La défaite d'Ardabil est un choc brutal pour les musulmans : c'est la première fois qu'un ennemi pénètre aussi loin à l'intérieur des frontières du califat. Hicham nomme dans un premier temps un général vétéran, Saïd ibn Amr al-Harashi, à la tête des troupes qui doivent affronter les Khazars, tandis que Maslama se prépare à aller les affronter. Malgré le nombre limité d'hommes à sa disposition (il doit verser dix dinars d'or à des réfugiés d'Ardabil pour les convaincre de se battre), Saïd parvient à reprendre le contrôle d'Akhlat, au bord du lac de Van. De là, il prend la direction du nord-est, vers Barda, puis du sud, pour briser le siège de Warthan. Près de Bajarwan, il tombe sur une armée de 10 000 Khazars qu'il élimine presque entièrement, sauvant ainsi leurs 5 000 prisonniers musulmans. Les survivants s'enfuient au nord, pourchassés par Saïd[63],[64]. Malgré ces succès, Saïd est relevé de ses fonctions au début de l'année 731 et même emprisonné pour un temps à Qabala et à Barda en raison de la jalousie de Maslama, que le calife a nommé de nouveau gouverneur d'Arménie et d'Azerbaïdjan[65],[66].
En arrivant dans le Caucase, Maslama passe immédiatement à l'offensive à la tête de soldats de la Jazira. Il restaure l'autorité du califat en Albanie et inflige une punition exemplaire aux habitants de Khaydhan, qui résistent à son arrivée. Il progresse ainsi jusqu'à Derbent, défendue par un millier de soldats khazars avec leurs familles. Il contourne la forteresse et poursuit sa route vers le nord. Le récit de cette campagne dans les chroniques arabes trahit peut-être des confusions avec celle de 728, mais il semble que Maslama se soit emparé de Khamzin, Balanjar et Samandar avant de devoir battre en retraite à la suite d'une confrontation avec le gros de l'armée khazare sous la conduite du khagan en personne. Les Arabes se retirent en pleine nuit, laissant leurs feux de camp allumés pour donner le change, et parviennent à rejoindre Derbent à marche forcée, couvrant la même distance en moitié moins de temps qu'à l'aller.

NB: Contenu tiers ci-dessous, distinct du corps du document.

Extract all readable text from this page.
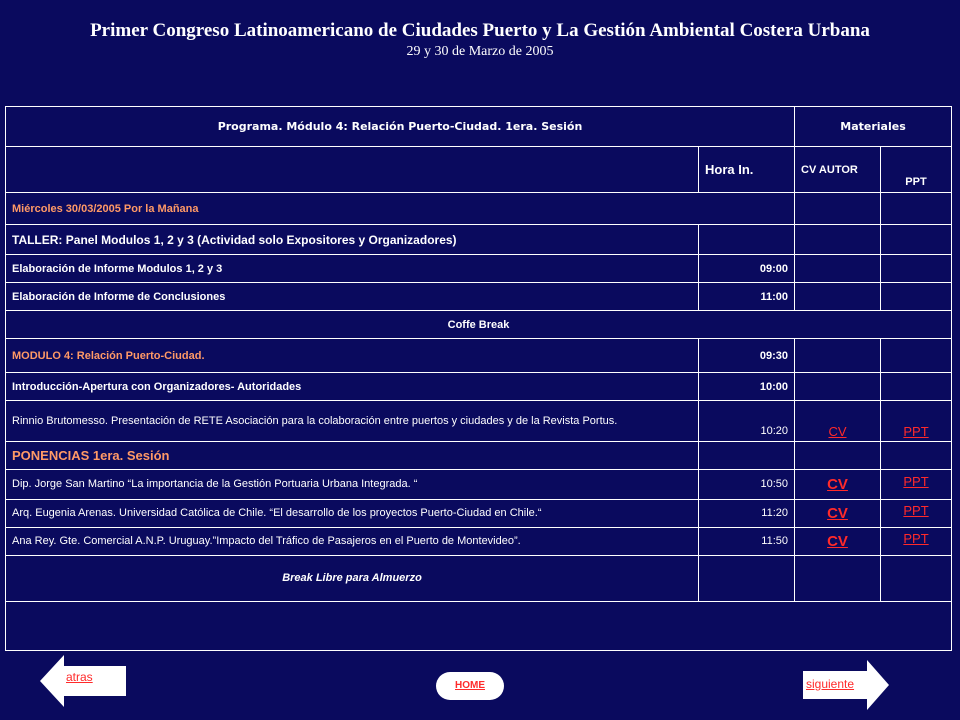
Primer Congreso Latinoamericano de Ciudades Puerto y La Gestión Ambiental Costera Urbana
29 y 30 de Marzo de 2005
Programa. Módulo 4: Relación Puerto-Ciudad. 1era. Sesión		Materiales	
	Hora In.	CV AUTOR	PPT
Miércoles 30/03/2005 Por la Mañana			
TALLER: Panel Modulos 1, 2 y 3 (Actividad solo Expositores y Organizadores)			
Elaboración de Informe Modulos 1, 2 y 3	09:00		
Elaboración de Informe de Conclusiones	11:00		
Coffe Break			
MODULO 4: Relación Puerto-Ciudad.	09:30		
Introducción-Apertura con Organizadores- Autoridades	10:00		
Rinnio Brutomesso. Presentación de RETE Asociación para la colaboración entre puertos y ciudades y de la Revista Portus.	10:20	CV	PPT
PONENCIAS 1era. Sesión			
Dip. Jorge San Martino “La importancia de la Gestión Portuaria Urbana Integrada. “	10:50	CV	PPT
Arq. Eugenia Arenas. Universidad Católica de Chile. “El desarrollo de los proyectos Puerto-Ciudad en Chile.“	11:20	CV	PPT
Ana Rey. Gte. Comercial A.N.P. Uruguay.”Impacto del Tráfico de Pasajeros en el Puerto de Montevideo”.	11:50	CV	PPT
Break Libre para Almuerzo			

atras
HOME	siguiente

Ils sont talonnés par les Khazars, qui passent à l'attaque près de Derbent. Assistés de conscrits de la région, les Arabes résistent à cet assaut jusqu'à ce qu'un détachement d'élite se fraie un chemin jusqu'à la tente du khagan, qu'ils parviennent à blesser. Encouragés par ce succès, les Arabes prennent l'ascendant et remportent la victoire. C'est probablement durant cette bataille, ou du moins pendant cette campagne, que le prince Barjik aurait trouvé la mort[67],[68].
Dans la foulée de sa victoire, Maslama empoisonne les points d'eau des Khazars de Derbent et reprend le contrôle de la ville, qu'il refonde sous la forme d'une colonie militaire peuplée par 24 000 soldats, en majeure partie des Syriens. Il repasse ensuite au sud du Caucase pour hiverner avec le reste de ses troupes, c'est-à-dire les contingents issus de la Jazira et du Qinnasrin (en). Pendant ce temps, les Khazars réoccupent leurs villes abandonnées. La reprise de Derbent ne semble pas avoir suffi à satisfaire le calife Hichamn, qui remplace son frère Maslama en par un autre membre de la dynastie omeyyade, Marwan ibn Muhammad[69],[70].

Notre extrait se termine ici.